Procedures should be performed in a familiar US machine in a room where the maintenance of sterile conditions can be ensured. Most pediatric biopsies can be performed with a high-frequency linear array transducer; in some cases—for example, in native kidney biopsies in teenagers—a lower-frequency curvilinear array transducer is required.
Fine needle aspiration cytology has very few advantages in children, and core needle biopsy is almost always preferred. Various needle types are available, but most operators prefer semiautomated cutting needles ( Fig. 18.1 ).
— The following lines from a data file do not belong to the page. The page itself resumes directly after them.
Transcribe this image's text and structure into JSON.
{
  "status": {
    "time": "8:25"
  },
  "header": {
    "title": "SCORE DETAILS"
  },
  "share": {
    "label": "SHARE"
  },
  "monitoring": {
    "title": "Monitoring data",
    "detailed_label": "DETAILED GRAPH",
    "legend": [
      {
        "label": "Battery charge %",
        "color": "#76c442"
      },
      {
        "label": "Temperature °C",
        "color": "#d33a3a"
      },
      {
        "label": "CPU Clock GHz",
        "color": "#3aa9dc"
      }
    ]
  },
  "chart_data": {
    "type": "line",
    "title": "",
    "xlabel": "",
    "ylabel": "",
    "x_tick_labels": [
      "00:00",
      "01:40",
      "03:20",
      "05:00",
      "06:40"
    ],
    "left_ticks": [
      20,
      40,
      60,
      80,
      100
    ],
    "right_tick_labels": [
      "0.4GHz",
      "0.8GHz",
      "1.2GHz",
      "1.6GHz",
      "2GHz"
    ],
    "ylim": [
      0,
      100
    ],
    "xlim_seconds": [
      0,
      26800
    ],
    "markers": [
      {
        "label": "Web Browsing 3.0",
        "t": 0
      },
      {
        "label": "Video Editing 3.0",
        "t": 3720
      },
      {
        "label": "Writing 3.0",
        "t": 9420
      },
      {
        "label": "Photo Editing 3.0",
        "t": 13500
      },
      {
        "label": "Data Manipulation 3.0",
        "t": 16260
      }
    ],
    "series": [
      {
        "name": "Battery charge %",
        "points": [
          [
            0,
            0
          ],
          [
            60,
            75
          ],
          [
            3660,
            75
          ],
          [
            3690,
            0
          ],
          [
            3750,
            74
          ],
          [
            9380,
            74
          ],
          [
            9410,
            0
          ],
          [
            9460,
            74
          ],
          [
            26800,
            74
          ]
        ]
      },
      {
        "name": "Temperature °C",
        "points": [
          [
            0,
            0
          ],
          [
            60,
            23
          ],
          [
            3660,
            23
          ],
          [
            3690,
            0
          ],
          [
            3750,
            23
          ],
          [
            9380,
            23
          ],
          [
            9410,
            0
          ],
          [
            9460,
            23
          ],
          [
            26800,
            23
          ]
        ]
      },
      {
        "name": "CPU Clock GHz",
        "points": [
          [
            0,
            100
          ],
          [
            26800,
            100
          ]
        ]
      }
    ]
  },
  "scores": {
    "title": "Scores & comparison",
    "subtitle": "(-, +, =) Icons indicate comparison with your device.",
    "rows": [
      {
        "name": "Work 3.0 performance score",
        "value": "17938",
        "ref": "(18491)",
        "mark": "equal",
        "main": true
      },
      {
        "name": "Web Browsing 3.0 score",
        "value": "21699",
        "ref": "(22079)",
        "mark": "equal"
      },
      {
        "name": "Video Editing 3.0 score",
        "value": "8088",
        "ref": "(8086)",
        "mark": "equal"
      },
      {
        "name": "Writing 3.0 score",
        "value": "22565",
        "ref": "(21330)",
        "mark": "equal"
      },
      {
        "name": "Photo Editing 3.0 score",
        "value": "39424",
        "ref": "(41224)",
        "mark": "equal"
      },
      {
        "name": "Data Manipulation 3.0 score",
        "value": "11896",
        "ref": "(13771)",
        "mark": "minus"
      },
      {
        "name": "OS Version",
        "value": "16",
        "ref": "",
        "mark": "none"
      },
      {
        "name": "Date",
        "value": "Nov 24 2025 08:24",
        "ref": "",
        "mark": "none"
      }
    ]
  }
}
These have a tip that is manually extended under US guidance before the needle is fired, trapping a core of tissue in the cutting notch. Variable throw needles have a cutting notch of adjustable length, and these are very useful for small lesions or those that lie very close to the organ capsule or are adjacent to vital structures. The diameter of the needle selected depends on the nature of the biopsy ( Table 18.1 ).
Organ or tissue | Nature of biopsy | Needle gauge |
Liver | Nontargeted | 18 |
Liver tumor | 18 | |
Kidney | Nontargeted | 16 |
Renal tumor | 16 | |
Spleen | Nontargeted or focal lesion | 18 |
Other abdominal organs | Bowel | 18 |
Suspected neuroblastoma | 14–16 | |
Lung | Focal lesion | 18 |
Soft tissue | Suspected vascular anomaly | 16–18 |
Neuroblastoma or benign tumor | 14–16 | |
Other malignant tumor | 16 | |
Bone | Soft tissue component | 14–16 |
Lymph node | Confirmation of metastasis from known primary tumor | 18 |
Identification of causative organism in infection | 18 | |
Primary diagnosis of lymphoma | 14–16 |
More than one tissue core will be required in most pediatric biopsies. For this reason, coaxial systems are becoming more popular. In these systems, the outer (access) needle is usually 1 gauge larger than the inner (biopsy) needle. There are three main advantages of using a coaxial technique ( Fig. 18.2 ). First, the capsule of the organ or lesion is breached only once, reducing the risk for complications. Second, an unlimited number of cores can be obtained from different parts of the lesion by angling the outer needle. Third, the biopsy track can be blocked at the end of the procedure—for example, by injecting gelatin sponge (as plugs or a slurry) through the outer needle—in order to reduce the risk for bleeding and tumor seeding, although there is little evidence to support that this is effective. To avoid insufficient sampling, it is important to communicate with the pathologist who will examine the biopsy specimen to determine the minimum number of core samples required. A liver biopsy for staging viral hepatitis may require only one core, whereas a biopsy for suspected neuroblastoma may require 10 to 15 cores. Using a coaxial technique in the latter case is clearly mandatory.
Tips from the Pro
Focal renal or splenic lesions may be easier to visualize with the patient’s breath held in inspiration by the anesthesiologist.
Filling the bladder with fluid may afford better views of the pelvis.
A safe access route to certain lesions—for example, in the adrenal region—may be created by injecting saline to displace adjacent organs.
Challenging US-guided biopsies or drainages may be facilitated by using:
an angiography room with cone beam CT capability;
electromagnetic tracking technology.
Combined US- and cone beam CT-guided procedures may be facilitated by using:
needle guidance software;
image fusion techniques when preprocedural imaging provides information not available with cone beam CT.